Example 2: Find a series of ‘best fit polynomials’#

# prompt: parameterize polyfit for degrees 0 to 10, plotting each on the same plot along with the sample data. Output the norm of the residuals for each fit along with the coefficients to 2 decimal places

import matplotlib.pyplot as plt
import numpy as np

# Generate x values
x = np.linspace(-5, 5, 100)

# Define the true function
def true_function(x):
  return 3 * x**4 - 2 * x**2 + x - 9

# Generate noisy data
np.random.seed(0)  # For reproducibility
noise = np.random.normal(0, 100, 100)
x_data = np.linspace(-5, 5, 100)
y_data = true_function(x_data) + noise

# Plot the true curve and the data
plt.plot(x_data, y_data, 'ro', markersize=3, label='Noisy Data')

for degree in range(11):
    coeffs = np.polyfit(x_data, y_data, degree)
    fitted_polynomial = np.poly1d(coeffs)
    y_fitted = fitted_polynomial(x)
    plt.plot(x, y_fitted, label=f'Degree {degree}')
    residuals = y_data - fitted_polynomial(x_data)
    residual_norm = np.linalg.norm(residuals)
    print(f"Degree {degree}: Residual Norm = {residual_norm:.2f}, Coefficients = {[round(c, 2) for c in coeffs]}")

plt.xlabel('x')
plt.ylabel('y')
plt.title('Fitted Polynomials of Varying Degrees')
plt.legend()
plt.grid(True)
plt.show()
Degree 0: Residual Norm = 5515.03, Coefficients = [370.23]
Degree 1: Residual Norm = 5514.73, Coefficients = [-1.97, 370.23]
Degree 2: Residual Norm = 1759.53, Coefficients = [68.74, -1.97, -214.2]
Degree 3: Residual Norm = 1759.49, Coefficients = [0.06, 68.74, -2.93, -214.2]
Degree 4: Residual Norm = 923.52, Coefficients = [3.03, 0.06, 2.62, -2.93, -45.63]
Degree 5: Residual Norm = 917.81, Coefficients = [-0.08, 3.03, 2.38, 2.62, -15.58, -45.63]
Degree 6: Residual Norm = 917.57, Coefficients = [0.01, -0.08, 2.8, 2.38, 4.56, -15.58, -47.98]
Degree 7: Residual Norm = 916.86, Coefficients = [-0.0, 0.01, 0.1, 2.8, 0.23, 4.56, -9.51, -47.98]
Degree 8: Residual Norm = 916.67, Coefficients = [-0.0, -0.0, 0.05, 0.1, 2.15, 0.23, 7.55, -9.51, -50.1]
Degree 9: Residual Norm = 916.49, Coefficients = [0.0, -0.0, -0.02, 0.05, 0.45, 2.15, -2.0, 7.55, -5.65, -50.1]
Degree 10: Residual Norm = 916.28, Coefficients = [0.0, 0.0, -0.01, -0.02, 0.24, 0.45, 0.53, -2.0, 12.3, -5.65, -52.29]
../../../_images/0282171f194759f49225fae901426c29a9483bf124516a5602947e5b075e1779.png

Interesting points: The curve actually is 4th order but because additional terms will always reduce the error, it is not trivial to tell which is the best, best fit!

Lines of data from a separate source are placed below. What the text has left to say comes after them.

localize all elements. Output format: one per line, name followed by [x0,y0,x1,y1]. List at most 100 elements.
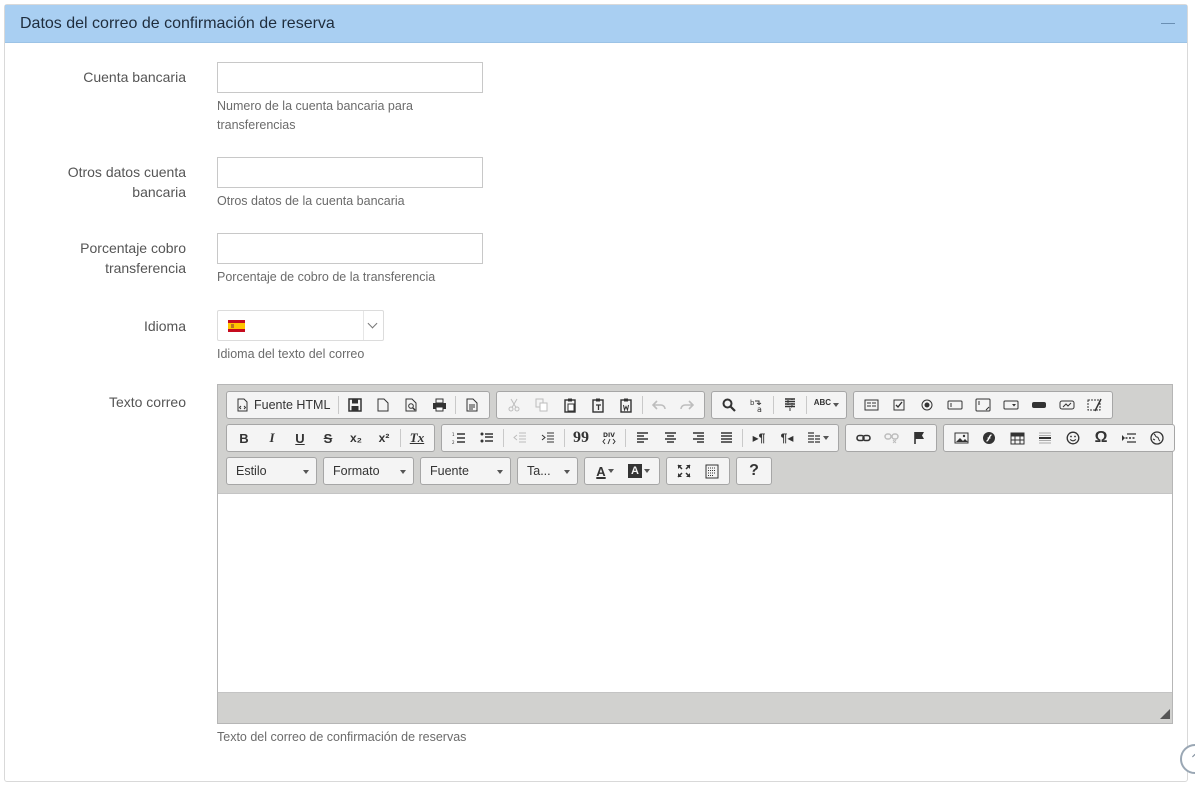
replace-button[interactable]: ba [743,393,771,417]
new-page-button[interactable] [369,393,397,417]
remove-format-button[interactable]: Tx [403,426,431,450]
superscript-button[interactable]: x² [370,426,398,450]
bulleted-list-button[interactable] [473,426,501,450]
size-combo[interactable]: Ta... [517,457,578,485]
table-button[interactable] [1003,426,1031,450]
paste-text-button[interactable] [584,393,612,417]
text-color-icon: A [596,463,606,479]
otros-datos-input[interactable] [217,157,483,188]
select-all-button[interactable] [776,393,804,417]
button-field-button[interactable] [1025,393,1053,417]
textfield-button[interactable] [941,393,969,417]
format-combo[interactable]: Formato [323,457,414,485]
blockquote-button[interactable]: 99 [567,426,595,450]
maximize-button[interactable] [670,459,698,483]
language-button[interactable] [801,426,835,450]
caret-down-icon [303,470,309,474]
source-html-button[interactable]: Fuente HTML [230,393,336,417]
save-button[interactable] [341,393,369,417]
radio-button[interactable] [913,393,941,417]
smiley-button[interactable] [1059,426,1087,450]
print-button[interactable] [425,393,453,417]
new-page-icon [377,398,389,412]
cuenta-bancaria-help: Numero de la cuenta bancaria para transf… [217,99,413,132]
special-char-button[interactable]: Ω [1087,426,1115,450]
show-blocks-icon [705,464,719,478]
format-combo-label: Formato [333,464,380,478]
text-color-button[interactable]: A [588,459,622,483]
style-combo[interactable]: Estilo [226,457,317,485]
caret-down-icon [497,470,503,474]
image-button[interactable] [947,426,975,450]
textfield-icon [947,400,963,410]
image-button-field-button[interactable] [1053,393,1081,417]
language-icon [808,431,820,443]
spain-flag-icon [228,320,245,332]
copy-button[interactable] [528,393,556,417]
page-break-button[interactable] [1115,426,1143,450]
ltr-button[interactable]: ▸¶ [745,426,773,450]
cut-button[interactable] [500,393,528,417]
align-right-icon [692,432,704,443]
find-button[interactable] [715,393,743,417]
justify-button[interactable] [712,426,740,450]
undo-button[interactable] [645,393,673,417]
strikethrough-button[interactable]: S [314,426,342,450]
help-button[interactable]: ? [740,459,768,483]
outdent-button[interactable] [506,426,534,450]
anchor-button[interactable] [905,426,933,450]
clipboard-group [496,391,706,419]
paste-button[interactable] [556,393,584,417]
checkbox-button[interactable] [885,393,913,417]
link-button[interactable] [849,426,877,450]
form-button[interactable] [857,393,885,417]
div-container-button[interactable]: DIV [595,426,623,450]
about-group: ? [736,457,772,485]
print-icon [432,398,446,412]
iframe-button[interactable] [1143,426,1171,450]
show-blocks-button[interactable] [698,459,726,483]
font-combo[interactable]: Fuente [420,457,511,485]
align-right-button[interactable] [684,426,712,450]
editor-content-area[interactable] [218,493,1172,693]
idioma-label: Idioma [143,318,186,334]
unlink-button[interactable] [877,426,905,450]
idioma-select[interactable] [217,310,384,341]
replace-icon: ba [750,399,762,413]
horizontal-rule-button[interactable] [1031,426,1059,450]
paragraph-group: 12 99 DIV ▸¶ ¶◂ [441,424,839,452]
bg-color-button[interactable]: A [622,459,656,483]
hidden-field-button[interactable] [1081,393,1109,417]
tools-group [666,457,730,485]
align-center-button[interactable] [656,426,684,450]
italic-button[interactable]: I [258,426,286,450]
basic-styles-group: B I U S x₂ x² Tx [226,424,435,452]
preview-button[interactable] [397,393,425,417]
form-icon [864,399,879,411]
flash-button[interactable] [975,426,1003,450]
numbered-list-button[interactable]: 12 [445,426,473,450]
otros-datos-label: Otros datos cuenta bancaria [67,164,186,200]
subscript-button[interactable]: x₂ [342,426,370,450]
indent-button[interactable] [534,426,562,450]
bold-button[interactable]: B [230,426,258,450]
smiley-icon [1066,431,1080,445]
redo-button[interactable] [673,393,701,417]
align-left-button[interactable] [628,426,656,450]
document-group: Fuente HTML [226,391,491,419]
toolbar-row-2: B I U S x₂ x² Tx 12 99 DIV ▸¶ ¶◂ Ω [226,424,1175,452]
templates-button[interactable] [458,393,486,417]
select-field-button[interactable] [997,393,1025,417]
textarea-button[interactable] [969,393,997,417]
paste-word-button[interactable] [612,393,640,417]
spellcheck-button[interactable]: ABC [809,393,843,417]
chevron-up-icon: ⌃ [1189,750,1195,767]
rtl-button[interactable]: ¶◂ [773,426,801,450]
texto-correo-help: Texto del correo de confirmación de rese… [217,730,467,744]
porcentaje-input[interactable] [217,233,483,264]
cuenta-bancaria-input[interactable] [217,62,483,93]
insert-group: Ω [943,424,1175,452]
underline-button[interactable]: U [286,426,314,450]
resize-handle-icon[interactable] [1160,709,1170,719]
minus-icon[interactable] [1161,16,1175,30]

Example 3: Consider the condition number of the Vermonde matrix for increasing n#

# prompt: print the condition number for an increasing series of vermonde matricies on 10 data points

import numpy as np
# Generate x values
x_data = np.linspace(-5, 5, 10)

for degree in range(1, 11):
    # Generate the Vandermonde matrix for a given degree
    X = np.vander(x_data, degree + 1)

    # Calculate the condition number
    condition_number = np.linalg.cond(X)

    print(f"Degree {degree}: Condition Number = {condition_number:.2f}")
Degree 1: Condition Number = 3.19
Degree 2: Condition Number = 20.60
Degree 3: Condition Number = 94.89
Degree 4: Condition Number = 583.63
Degree 5: Condition Number = 2841.25
Degree 6: Condition Number = 17743.56
Degree 7: Condition Number = 95457.72
Degree 8: Condition Number = 648343.57
Degree 9: Condition Number = 5082996.99
Degree 10: Condition Number = 25360712.21

Recall that as the condition number strays from 1, numerical algorithms deteriorate. This is why low-order polynomials are more numerically robust to fit than high order!